Over at the Fordham Foundation’s Flypaper, Mike Petrilli complains that he is a reasonable guy, and that it could only be a moment of electoral passion that led us to suggest his attacks on teacher pensions and health insurance were demagogic.

The problem, Mike, is that from our vantage point, it is hard to see as reasonable someone with a pattern of attacking teacher unions based on groundless speculation and disinformation that could have easily been identified as incorrect by a single email or phone call. You take a practice that school districts  have done on their own all over the United States [it’s called “management prerogative”] — making election day into a professional development day with no student attendance — and decide that it is a teacher union conspiracy to do electioneering at students’ expense. You report a figure for Randi Weingarten’s salary that is almost twice its actual amount, based on the claims of a professional anti-union propagandist. Those sorts of misrepresentations, easily found to be false with the most minimal effort, may be reasonable in the world of Rush Limbaugh, but not among professional educators.

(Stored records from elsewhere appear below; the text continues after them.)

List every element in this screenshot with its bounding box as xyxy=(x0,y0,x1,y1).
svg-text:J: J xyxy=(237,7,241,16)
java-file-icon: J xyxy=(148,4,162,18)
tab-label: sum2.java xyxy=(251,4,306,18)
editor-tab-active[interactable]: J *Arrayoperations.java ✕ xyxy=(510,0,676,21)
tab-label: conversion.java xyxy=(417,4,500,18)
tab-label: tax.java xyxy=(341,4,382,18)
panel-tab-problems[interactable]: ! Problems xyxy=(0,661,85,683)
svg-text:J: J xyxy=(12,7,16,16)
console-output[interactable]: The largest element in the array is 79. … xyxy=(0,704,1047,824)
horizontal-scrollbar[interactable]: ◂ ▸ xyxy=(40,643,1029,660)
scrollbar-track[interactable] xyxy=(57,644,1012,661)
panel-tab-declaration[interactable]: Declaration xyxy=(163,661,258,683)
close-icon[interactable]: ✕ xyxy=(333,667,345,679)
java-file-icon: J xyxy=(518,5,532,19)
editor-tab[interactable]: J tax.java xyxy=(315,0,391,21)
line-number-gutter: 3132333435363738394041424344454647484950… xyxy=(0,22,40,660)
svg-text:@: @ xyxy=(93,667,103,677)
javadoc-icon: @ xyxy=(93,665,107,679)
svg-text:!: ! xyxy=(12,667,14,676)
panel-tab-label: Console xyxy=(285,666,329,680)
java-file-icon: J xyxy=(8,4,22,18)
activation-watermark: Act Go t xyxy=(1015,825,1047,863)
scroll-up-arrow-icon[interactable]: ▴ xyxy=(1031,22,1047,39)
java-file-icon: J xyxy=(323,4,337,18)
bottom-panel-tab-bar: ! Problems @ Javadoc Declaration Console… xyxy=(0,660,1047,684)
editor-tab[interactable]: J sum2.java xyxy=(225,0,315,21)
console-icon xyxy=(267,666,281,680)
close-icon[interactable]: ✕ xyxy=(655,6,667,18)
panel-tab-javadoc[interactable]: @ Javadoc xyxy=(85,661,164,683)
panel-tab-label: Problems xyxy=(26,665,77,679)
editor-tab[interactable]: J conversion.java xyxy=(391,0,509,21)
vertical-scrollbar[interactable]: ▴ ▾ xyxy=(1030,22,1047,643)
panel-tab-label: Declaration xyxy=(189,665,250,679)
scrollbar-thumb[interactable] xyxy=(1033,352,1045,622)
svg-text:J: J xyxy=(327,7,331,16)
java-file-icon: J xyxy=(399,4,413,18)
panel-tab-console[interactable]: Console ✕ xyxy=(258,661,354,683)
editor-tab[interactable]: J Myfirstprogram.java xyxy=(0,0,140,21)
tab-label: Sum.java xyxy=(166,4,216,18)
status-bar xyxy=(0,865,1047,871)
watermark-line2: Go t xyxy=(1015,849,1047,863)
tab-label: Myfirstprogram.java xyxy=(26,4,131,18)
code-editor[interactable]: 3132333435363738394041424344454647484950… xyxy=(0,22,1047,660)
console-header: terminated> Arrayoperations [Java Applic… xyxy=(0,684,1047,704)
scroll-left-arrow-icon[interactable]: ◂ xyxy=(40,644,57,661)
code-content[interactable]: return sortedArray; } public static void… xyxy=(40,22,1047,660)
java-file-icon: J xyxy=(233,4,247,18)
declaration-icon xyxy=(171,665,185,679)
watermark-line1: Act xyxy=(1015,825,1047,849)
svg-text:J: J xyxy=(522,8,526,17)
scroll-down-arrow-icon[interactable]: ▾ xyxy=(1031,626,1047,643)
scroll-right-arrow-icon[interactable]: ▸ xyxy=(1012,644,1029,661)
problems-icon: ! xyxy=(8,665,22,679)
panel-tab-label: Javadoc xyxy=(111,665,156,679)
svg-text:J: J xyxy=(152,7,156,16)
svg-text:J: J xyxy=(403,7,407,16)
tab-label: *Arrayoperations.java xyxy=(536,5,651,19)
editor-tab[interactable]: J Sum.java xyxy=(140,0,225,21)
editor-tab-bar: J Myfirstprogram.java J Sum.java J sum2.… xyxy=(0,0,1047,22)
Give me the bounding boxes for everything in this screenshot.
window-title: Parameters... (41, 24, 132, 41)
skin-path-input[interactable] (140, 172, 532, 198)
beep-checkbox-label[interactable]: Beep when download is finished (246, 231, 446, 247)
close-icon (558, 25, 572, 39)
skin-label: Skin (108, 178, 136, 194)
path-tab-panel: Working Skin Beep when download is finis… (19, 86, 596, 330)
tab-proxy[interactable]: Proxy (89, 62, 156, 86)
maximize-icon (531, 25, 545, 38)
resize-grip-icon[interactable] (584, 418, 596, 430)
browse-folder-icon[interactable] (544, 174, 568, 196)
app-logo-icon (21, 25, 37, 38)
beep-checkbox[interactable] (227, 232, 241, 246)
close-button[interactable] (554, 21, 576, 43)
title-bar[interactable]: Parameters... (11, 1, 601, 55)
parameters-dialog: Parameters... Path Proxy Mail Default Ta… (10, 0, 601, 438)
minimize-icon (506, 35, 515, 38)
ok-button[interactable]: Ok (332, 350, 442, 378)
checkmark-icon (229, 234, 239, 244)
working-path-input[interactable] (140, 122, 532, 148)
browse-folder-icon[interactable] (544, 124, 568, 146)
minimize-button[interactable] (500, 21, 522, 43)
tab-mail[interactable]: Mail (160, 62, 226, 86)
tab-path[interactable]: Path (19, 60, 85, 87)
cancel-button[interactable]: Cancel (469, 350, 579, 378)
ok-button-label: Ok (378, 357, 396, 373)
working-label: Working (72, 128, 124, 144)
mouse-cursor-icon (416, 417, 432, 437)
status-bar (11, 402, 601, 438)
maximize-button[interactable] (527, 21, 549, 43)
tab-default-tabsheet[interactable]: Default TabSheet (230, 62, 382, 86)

Frankly, your arguments about how expensive and dear it will be to provide teachers and retirees with retirement with dignity and health care are of the same order. Like Bush’s arguments for privatizing social security [imagine the fix we would be in if the nation had not turned down flat his proposal to turn those retirement funds over to Wall Street], your projections are not the simple statement of actuarial developments you would have us believe. [The Bush claims that Social Security was facing imminent insolvency were thoroughly debunked here and here.] Rather, there are part of a corporate push to eliminate pensions that provide a dignified retirement that has included such features as SFAS 87, an accounting change required by the SEC and FASB which have greatly increased the short term costs of defined benefit pension plans — in order to pressure employers to drop such plans. While this corporate offensive has made much headway in the private sector, that beachhead will not be secure so long as public sector employees have decent pensions. Hence, the attacks on public employee pensions which you champion, and the effort to create resentment and fear among working people who do not have such pensions.

But you are right about one thing here: there is a different, post-November 4th world. And those changes are to the benefit of working people.